A report by the state’s ombudsman, Deborah Glass, tabled in State Parliament on Thursday morning, said health officials had agreed to the need for a lockdown on July 4.

They expected it would start the following day, which would give them time for planning food supplies and other logistics.

However, Victorian Premier Daniel Andrews announced the lockdown of the towers in North Melbourne and Flemington would commence that day at 4pm.

The acting chief health officer had only 15 minutes before the press conference to consider the issues and sign the directions for the lockdown, Ms Glass said.

The investigation found the temporary lockdown, which was lifted at eight of the nine towers within five days, was warranted.

But the timing of that lockdown was not based on direct public health advice.

“In my opinion… the action appeared to be contrary to the law,” Ms Glass said.

“The rushed lockdown was not compatible with the residents’ human rights, including their right to humane treatment when deprived of liberty.”

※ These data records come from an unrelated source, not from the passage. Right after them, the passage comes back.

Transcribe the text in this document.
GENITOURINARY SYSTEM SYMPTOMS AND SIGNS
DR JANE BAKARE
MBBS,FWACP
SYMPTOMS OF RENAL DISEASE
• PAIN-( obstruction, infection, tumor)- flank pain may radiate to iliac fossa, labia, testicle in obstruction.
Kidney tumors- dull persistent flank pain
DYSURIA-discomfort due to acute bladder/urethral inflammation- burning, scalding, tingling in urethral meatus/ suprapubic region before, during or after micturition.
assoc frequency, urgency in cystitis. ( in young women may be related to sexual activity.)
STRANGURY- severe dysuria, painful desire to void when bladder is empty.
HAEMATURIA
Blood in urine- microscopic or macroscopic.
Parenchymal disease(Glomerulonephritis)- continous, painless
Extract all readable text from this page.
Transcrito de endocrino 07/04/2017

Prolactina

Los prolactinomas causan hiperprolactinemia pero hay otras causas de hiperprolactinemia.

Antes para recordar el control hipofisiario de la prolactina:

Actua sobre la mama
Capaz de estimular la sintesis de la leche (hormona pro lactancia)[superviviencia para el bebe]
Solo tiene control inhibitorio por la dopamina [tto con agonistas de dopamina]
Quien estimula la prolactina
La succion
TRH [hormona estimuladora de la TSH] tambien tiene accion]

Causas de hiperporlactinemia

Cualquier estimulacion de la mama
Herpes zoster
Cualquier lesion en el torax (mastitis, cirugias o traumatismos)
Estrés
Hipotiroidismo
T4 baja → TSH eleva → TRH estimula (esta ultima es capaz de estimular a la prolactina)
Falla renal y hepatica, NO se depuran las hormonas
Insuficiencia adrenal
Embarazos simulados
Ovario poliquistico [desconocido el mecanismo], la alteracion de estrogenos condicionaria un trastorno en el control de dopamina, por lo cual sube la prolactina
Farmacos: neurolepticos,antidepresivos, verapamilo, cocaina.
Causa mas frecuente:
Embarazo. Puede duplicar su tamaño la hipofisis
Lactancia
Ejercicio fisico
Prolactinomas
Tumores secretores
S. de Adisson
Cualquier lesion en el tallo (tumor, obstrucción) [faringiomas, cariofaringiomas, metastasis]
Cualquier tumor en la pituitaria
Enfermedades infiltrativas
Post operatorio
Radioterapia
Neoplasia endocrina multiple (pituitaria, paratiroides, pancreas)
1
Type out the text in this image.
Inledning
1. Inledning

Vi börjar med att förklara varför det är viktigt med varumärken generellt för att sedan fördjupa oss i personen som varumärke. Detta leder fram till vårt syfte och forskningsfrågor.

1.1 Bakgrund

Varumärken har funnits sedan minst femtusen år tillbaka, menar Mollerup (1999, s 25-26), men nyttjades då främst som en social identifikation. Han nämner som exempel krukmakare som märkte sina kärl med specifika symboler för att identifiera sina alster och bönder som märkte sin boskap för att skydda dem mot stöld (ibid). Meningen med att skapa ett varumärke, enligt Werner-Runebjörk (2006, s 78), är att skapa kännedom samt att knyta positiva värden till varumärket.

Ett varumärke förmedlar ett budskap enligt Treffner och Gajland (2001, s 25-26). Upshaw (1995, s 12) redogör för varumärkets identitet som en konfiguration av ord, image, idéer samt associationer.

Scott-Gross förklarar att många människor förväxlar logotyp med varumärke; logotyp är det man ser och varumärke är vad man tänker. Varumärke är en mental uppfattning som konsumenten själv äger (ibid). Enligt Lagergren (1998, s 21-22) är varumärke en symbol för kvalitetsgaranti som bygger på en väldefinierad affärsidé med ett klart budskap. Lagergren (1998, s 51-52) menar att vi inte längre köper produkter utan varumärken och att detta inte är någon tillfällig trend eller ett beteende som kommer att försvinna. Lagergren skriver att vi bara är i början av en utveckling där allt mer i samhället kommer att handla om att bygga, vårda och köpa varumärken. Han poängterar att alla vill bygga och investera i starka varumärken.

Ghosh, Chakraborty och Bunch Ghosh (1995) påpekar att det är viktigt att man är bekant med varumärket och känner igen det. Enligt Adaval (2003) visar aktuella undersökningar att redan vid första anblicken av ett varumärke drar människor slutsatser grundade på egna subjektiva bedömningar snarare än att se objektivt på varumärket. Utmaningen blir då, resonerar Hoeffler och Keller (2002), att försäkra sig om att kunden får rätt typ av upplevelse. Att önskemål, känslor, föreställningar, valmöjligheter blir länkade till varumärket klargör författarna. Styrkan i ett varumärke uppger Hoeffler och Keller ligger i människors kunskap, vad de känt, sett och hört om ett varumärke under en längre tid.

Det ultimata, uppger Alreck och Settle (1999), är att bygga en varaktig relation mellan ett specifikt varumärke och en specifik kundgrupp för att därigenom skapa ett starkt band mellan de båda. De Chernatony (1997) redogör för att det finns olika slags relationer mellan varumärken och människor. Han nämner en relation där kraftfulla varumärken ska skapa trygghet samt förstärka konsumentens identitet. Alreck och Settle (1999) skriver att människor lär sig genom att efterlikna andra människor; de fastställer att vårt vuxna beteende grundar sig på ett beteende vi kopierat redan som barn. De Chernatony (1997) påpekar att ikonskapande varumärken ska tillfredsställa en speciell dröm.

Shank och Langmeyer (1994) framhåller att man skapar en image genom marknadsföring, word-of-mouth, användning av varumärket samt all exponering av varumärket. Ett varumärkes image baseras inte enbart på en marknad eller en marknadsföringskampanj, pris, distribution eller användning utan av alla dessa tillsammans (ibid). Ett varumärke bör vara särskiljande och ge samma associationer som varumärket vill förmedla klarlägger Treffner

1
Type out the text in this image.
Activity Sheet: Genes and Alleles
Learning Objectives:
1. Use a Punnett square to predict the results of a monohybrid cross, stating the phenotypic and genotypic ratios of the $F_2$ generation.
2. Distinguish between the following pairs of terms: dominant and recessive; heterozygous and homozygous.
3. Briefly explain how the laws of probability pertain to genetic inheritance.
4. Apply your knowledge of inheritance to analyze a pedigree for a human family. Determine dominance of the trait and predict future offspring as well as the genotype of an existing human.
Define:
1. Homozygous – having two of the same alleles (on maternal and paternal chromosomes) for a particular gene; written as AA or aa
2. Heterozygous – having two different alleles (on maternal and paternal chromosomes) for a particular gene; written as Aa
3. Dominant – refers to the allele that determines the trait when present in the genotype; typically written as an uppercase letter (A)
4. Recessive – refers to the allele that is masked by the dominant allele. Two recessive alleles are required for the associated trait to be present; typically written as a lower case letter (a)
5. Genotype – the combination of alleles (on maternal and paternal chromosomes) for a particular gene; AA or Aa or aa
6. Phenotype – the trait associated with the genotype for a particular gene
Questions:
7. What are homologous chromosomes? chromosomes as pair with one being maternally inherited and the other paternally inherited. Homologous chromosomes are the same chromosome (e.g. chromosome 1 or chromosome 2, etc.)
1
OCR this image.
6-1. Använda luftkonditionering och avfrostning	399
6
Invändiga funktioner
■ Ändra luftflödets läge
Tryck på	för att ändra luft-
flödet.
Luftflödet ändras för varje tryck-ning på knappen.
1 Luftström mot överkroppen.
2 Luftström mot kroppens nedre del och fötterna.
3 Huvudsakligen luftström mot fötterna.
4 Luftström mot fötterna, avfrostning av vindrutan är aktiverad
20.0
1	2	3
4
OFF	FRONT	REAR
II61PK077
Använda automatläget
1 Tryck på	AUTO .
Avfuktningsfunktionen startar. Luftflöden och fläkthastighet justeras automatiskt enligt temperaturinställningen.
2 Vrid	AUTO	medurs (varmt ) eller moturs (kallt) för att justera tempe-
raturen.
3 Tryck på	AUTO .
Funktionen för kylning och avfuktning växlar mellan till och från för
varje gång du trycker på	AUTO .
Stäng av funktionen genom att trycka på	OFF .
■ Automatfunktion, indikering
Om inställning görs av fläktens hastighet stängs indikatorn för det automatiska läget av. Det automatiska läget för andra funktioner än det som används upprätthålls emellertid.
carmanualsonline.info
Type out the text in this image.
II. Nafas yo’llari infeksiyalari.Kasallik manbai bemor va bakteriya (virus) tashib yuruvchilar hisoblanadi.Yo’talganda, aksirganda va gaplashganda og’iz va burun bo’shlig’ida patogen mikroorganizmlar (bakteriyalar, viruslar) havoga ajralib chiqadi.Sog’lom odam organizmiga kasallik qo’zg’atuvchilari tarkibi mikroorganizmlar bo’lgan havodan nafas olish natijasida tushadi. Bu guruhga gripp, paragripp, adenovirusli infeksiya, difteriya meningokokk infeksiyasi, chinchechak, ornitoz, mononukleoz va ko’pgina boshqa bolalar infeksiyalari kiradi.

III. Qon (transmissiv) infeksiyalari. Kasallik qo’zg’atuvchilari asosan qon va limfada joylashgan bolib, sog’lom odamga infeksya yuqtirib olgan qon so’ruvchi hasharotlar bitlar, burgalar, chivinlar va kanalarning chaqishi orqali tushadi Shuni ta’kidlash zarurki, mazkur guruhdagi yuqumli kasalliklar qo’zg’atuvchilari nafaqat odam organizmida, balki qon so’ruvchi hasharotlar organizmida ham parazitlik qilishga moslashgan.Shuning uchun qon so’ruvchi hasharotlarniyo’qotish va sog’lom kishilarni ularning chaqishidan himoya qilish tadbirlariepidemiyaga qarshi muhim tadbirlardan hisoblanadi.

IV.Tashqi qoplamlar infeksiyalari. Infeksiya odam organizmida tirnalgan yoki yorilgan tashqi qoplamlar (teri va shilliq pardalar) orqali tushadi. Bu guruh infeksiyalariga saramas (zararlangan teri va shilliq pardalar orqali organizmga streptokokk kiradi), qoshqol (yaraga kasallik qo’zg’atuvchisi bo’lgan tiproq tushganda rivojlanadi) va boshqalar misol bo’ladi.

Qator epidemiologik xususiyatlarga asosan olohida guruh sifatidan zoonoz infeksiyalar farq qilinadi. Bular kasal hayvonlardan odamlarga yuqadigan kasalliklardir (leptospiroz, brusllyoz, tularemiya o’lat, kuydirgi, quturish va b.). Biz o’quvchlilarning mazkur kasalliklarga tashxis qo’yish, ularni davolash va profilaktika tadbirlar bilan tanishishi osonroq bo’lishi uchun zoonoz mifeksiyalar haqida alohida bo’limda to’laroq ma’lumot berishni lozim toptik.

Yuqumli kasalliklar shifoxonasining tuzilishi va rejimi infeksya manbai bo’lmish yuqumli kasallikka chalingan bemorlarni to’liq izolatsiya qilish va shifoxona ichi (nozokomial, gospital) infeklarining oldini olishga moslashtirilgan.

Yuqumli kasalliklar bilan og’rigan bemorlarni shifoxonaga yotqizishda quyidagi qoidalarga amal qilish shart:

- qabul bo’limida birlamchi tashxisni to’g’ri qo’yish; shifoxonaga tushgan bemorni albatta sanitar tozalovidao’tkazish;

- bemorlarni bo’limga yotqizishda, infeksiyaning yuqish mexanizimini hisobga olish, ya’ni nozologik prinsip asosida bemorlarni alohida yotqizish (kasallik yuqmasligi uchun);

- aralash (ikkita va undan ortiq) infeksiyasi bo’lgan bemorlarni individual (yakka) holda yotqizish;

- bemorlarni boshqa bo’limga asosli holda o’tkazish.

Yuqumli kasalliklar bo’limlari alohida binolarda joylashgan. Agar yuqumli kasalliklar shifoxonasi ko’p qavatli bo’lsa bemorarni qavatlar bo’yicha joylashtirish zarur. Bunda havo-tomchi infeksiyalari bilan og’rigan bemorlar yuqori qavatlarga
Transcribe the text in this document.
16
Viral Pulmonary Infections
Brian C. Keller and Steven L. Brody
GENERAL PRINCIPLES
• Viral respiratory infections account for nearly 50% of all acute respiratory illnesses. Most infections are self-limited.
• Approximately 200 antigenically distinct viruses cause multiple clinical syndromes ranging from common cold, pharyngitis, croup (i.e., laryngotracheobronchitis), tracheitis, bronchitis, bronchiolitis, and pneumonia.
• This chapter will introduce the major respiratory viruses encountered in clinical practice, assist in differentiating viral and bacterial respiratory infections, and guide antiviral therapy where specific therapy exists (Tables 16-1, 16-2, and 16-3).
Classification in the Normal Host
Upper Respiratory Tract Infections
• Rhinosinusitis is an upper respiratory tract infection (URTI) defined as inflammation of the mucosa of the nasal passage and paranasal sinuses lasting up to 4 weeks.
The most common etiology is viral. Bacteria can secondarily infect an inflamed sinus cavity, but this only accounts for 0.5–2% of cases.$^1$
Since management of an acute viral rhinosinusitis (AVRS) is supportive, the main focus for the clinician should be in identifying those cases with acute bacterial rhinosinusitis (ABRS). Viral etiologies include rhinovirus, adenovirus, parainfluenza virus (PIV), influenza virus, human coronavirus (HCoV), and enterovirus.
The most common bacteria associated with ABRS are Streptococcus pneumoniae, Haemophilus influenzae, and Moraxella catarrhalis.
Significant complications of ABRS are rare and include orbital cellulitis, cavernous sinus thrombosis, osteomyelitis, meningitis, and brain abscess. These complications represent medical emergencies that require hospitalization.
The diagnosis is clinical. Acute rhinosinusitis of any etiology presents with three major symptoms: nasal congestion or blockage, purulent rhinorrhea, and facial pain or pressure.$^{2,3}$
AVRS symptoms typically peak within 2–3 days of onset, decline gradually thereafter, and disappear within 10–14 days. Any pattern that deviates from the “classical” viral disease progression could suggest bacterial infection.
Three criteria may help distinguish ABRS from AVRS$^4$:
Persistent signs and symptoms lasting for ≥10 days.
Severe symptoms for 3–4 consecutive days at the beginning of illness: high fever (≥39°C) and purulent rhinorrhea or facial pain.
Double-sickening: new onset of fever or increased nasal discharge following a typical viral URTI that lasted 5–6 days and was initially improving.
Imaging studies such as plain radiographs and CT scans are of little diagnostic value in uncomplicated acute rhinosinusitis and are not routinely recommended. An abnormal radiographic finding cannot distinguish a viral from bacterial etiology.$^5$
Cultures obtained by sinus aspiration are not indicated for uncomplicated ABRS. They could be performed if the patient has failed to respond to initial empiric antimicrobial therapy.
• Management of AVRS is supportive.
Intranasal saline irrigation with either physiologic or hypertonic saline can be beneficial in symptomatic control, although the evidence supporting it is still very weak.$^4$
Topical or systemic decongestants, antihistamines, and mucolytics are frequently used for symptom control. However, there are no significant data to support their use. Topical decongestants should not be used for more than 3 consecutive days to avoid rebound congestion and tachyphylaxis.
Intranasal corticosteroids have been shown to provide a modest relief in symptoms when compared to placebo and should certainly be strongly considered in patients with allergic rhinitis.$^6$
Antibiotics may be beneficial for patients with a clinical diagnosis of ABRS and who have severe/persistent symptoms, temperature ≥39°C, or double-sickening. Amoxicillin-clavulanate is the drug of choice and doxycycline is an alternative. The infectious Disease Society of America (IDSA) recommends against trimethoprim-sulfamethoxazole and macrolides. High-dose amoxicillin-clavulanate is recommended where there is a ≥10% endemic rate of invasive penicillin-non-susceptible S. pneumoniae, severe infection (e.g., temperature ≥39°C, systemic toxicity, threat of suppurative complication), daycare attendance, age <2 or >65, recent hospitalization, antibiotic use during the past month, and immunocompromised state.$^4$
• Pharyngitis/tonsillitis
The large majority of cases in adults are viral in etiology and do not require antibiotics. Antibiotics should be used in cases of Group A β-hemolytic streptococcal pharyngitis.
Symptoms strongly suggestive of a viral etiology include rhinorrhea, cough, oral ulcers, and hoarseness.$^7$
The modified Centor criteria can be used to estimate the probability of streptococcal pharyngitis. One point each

Lockdown a ‘deeply traumatising’ experience for many residents, ombudsman says

The ombudsman traced the decision on the immediate lockdown to a Crisis Council of Cabinet meeting at 1.45pm that afternoon but was denied access to documents about that meeting, which are the subject of privilege.

Speaking after the release of her report, Ms Glass said the government should apologise not for taking decisive action, but rather for the “harm and distress caused by the immediacy of their lockdown”.

“Many of these people came from war-torn and deeply troubled backgrounds. There are many refugees living in those towers,” she said.

“People who came from war-torn states where they had been tortured at the hands of their states.

“The sight of police surrounding their buildings, government officials knocking at the door unexpected, was deeply traumatising, I think, for some of the people we spoke to.”

Residents of one tower waited more than a week before they were allowed out even for fresh air. Photo: AAP

Ms Glass said the report was not criticising the public health officials who responded to the crisis, pointing out that “many went above and beyond to support the residents”.

Rather, she said it was the immediacy of the lockdown that risked the “health and wellbeing” of people in the towers.

“Many residents knew nothing of the lockdown or the reason for it when large numbers of police appeared on their estate that afternoon,” she said.

“Some people were without food and medicines.

“At the tower at 33 Alfred Street … residents waited more than a week to be allowed outside under supervision to get fresh air.”

Ms Glass said in the months since, no lockdown has been put in place without warning.

“In a just society, human rights are not a convention to be ignored during a crisis,” she said.

Ms Glass said the Victorian government did not agree with her conclusions.